Gov. Davis blasts Bush’s forest plan

On Valentine’s Day, Gov. Gray Davis released a statement indicating he has little love for the Bush administration’s so-called Healthy Forests Initiative.

Citing a last-minute addendum to a federal spending bill, Davis said the new legislation would “allow an unlimited number of non-governmental and private stewardship contracts to increase logging in prized public lands.”

The legislation allows private contractors—logging companies—to harvest healthy, large trees in exchange for thinning brush and undergrowth in “high-risk” fire areas.

“This is the latest in what has become a distressing pattern by the administration and Congressional leaders to roll back protections on our public forest lands,” Davis said. “This situation is all the more disturbing because it’s happening without any public participation in decisions affecting the future of our national forests.”

The statement by Davis, who is not known as an environmentalist governor, surprised some conservationists.

“Wait, was that [Green Party gubernatorial candidate] Peter Camejo or Gray Davis who said that?” quipped Jim Brobeck of the Lassen Forest Preservation Group. “The Bush administration is going so far that Gray Davis is sounding like a progressive.”

The Davis statement comes on the heels of proposed legislation by Assemblyman Doug LaMalfa, R-Richvale, that would exempt logging and clearing operations from having to file timber harvest plans in areas considered wildlife-urban interfaces.

Those areas, according to Brobeck, could include Cohasset, Forest Ranch and Stirling City.

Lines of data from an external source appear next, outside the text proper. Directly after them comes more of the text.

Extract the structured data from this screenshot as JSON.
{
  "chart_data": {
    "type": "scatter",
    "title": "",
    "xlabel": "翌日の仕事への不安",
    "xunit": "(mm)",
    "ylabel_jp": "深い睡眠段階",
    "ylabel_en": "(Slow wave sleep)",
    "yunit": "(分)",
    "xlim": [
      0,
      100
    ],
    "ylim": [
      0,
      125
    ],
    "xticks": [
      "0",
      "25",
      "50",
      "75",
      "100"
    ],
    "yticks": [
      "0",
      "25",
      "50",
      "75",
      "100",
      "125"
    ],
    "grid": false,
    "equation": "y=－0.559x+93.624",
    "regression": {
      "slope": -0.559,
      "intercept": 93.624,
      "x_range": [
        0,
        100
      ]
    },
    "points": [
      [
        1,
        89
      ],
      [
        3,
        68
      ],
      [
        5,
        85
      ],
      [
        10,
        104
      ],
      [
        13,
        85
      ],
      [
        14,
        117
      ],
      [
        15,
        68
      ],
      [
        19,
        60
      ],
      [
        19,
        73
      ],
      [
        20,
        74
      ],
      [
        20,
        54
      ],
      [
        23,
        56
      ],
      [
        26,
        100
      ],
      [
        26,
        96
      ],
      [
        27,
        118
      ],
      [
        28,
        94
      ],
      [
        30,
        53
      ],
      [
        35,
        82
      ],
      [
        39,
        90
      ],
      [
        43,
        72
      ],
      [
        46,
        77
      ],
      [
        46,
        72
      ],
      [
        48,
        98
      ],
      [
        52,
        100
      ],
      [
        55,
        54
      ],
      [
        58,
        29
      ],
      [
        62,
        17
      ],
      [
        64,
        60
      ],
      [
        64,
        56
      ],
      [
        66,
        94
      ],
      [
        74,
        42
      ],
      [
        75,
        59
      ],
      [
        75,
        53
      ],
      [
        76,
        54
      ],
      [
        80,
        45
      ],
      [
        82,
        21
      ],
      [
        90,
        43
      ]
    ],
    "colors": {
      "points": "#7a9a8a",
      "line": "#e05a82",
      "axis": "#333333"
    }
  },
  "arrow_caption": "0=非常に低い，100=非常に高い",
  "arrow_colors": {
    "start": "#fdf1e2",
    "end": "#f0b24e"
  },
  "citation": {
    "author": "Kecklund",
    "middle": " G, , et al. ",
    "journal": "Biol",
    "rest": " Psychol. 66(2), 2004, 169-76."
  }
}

“This is just not clearly defined in the LaMalfa bill,” Brobeck said. “I suspect the purpose of the bill is to release the timber companies from having to do the paperwork now associated with logging.”

Brobeck noted that the bill also calls for a 150-foot clearance around buildings in forested areas. “That’s already included in other legislation,” he said.

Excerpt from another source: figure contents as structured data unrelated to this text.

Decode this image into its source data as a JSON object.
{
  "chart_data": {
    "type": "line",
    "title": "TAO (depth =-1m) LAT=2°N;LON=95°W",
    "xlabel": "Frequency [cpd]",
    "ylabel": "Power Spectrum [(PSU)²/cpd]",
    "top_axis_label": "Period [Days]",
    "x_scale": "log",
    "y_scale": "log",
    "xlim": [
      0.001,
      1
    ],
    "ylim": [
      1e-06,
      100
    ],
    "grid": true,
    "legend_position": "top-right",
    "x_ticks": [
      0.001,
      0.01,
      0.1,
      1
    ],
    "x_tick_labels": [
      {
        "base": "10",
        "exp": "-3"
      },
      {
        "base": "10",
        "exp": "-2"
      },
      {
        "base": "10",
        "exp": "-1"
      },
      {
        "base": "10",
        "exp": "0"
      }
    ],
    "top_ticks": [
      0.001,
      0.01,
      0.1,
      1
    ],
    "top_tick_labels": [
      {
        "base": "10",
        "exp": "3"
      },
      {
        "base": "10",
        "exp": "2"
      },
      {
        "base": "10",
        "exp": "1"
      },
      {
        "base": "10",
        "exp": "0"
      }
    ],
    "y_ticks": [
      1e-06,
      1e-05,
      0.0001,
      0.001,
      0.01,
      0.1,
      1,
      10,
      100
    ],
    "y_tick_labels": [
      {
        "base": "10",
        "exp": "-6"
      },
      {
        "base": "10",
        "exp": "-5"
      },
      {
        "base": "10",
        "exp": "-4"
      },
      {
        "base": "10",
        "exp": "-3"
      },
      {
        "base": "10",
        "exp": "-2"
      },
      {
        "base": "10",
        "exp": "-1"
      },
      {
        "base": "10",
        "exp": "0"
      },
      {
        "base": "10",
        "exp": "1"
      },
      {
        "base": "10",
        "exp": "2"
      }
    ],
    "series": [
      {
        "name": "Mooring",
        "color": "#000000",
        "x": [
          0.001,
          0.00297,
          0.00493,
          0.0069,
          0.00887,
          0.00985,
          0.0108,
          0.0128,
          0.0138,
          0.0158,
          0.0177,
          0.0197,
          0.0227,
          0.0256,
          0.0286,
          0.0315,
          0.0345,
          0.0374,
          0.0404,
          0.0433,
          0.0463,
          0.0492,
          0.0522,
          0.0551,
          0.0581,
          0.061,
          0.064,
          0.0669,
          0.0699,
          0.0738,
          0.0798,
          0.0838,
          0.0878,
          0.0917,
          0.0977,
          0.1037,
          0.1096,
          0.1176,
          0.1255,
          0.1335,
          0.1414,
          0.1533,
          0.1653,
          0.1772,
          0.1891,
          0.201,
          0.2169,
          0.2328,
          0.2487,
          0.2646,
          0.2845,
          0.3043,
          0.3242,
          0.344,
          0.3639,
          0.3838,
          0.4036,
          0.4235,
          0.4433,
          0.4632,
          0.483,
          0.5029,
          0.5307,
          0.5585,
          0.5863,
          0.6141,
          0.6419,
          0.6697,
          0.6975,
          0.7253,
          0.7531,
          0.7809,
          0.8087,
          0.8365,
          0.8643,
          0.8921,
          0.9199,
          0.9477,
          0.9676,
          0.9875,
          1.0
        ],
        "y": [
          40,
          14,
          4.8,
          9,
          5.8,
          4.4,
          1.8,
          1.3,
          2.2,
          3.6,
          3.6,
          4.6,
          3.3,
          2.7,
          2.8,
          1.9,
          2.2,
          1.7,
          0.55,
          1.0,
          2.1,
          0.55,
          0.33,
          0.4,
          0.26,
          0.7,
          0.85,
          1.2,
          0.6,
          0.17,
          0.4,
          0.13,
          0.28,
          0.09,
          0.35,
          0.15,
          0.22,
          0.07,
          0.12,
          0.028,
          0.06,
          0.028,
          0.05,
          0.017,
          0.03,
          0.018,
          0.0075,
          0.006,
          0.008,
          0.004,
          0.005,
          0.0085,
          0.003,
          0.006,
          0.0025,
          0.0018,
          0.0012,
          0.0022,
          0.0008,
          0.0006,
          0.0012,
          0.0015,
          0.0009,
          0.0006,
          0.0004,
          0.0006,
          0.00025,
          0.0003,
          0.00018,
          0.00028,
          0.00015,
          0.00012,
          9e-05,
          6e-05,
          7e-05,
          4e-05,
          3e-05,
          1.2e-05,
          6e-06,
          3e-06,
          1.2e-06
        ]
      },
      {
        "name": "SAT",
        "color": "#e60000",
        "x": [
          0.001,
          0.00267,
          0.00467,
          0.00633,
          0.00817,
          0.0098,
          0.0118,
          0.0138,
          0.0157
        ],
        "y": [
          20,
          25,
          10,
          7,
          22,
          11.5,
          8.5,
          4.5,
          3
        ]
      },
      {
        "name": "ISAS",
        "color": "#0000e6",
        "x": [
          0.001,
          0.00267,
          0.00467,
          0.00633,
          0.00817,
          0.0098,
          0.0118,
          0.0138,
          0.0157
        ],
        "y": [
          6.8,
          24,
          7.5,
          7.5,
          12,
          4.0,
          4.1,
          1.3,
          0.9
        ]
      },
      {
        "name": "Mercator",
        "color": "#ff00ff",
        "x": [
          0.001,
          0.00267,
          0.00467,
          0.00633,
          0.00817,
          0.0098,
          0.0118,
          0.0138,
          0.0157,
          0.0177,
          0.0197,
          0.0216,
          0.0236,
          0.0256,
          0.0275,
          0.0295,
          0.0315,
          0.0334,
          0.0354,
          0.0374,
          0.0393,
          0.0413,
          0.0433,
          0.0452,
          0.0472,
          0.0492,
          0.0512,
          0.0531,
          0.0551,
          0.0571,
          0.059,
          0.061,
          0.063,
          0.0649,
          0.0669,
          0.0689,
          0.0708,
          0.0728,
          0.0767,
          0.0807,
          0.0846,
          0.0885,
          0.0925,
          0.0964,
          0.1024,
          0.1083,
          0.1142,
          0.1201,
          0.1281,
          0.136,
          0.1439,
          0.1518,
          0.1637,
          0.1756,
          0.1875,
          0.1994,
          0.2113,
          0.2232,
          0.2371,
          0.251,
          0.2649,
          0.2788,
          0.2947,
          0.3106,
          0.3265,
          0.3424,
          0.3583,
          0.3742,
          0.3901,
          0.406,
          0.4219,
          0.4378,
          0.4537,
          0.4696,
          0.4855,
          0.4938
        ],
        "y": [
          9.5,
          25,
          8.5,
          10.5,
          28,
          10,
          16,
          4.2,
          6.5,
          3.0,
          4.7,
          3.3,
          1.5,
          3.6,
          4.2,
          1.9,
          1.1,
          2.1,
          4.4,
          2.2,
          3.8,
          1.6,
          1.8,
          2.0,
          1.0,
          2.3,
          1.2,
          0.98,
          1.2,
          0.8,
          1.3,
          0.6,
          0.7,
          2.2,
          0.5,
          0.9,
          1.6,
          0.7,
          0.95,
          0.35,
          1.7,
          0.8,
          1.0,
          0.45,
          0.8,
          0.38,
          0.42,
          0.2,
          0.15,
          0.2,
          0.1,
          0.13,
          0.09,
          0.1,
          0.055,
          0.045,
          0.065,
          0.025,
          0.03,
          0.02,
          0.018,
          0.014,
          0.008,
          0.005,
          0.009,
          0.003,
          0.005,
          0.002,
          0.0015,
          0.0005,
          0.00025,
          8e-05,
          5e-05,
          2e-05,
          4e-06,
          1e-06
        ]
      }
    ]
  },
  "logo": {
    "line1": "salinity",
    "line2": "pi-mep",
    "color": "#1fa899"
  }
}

“These bills are cloaked in language that is benign or have benevolent-sounding titles,” Brobeck said. “They assume the timber industry knows what’s best for the national forests. What they would like to do is convert the forests into timber plantations.”

In his statement, the governor also criticized the U.S. Fish and Wildlife Service for not extending Endangered Species Act protection to the California spotted owl, the Forest Service suggestions that it will, in Davis’s words, "gut the protections afforded by the Sierra Framework," and the Bush administration’s move to exempt some logging operations from public review under the Healthy Forests Initiative.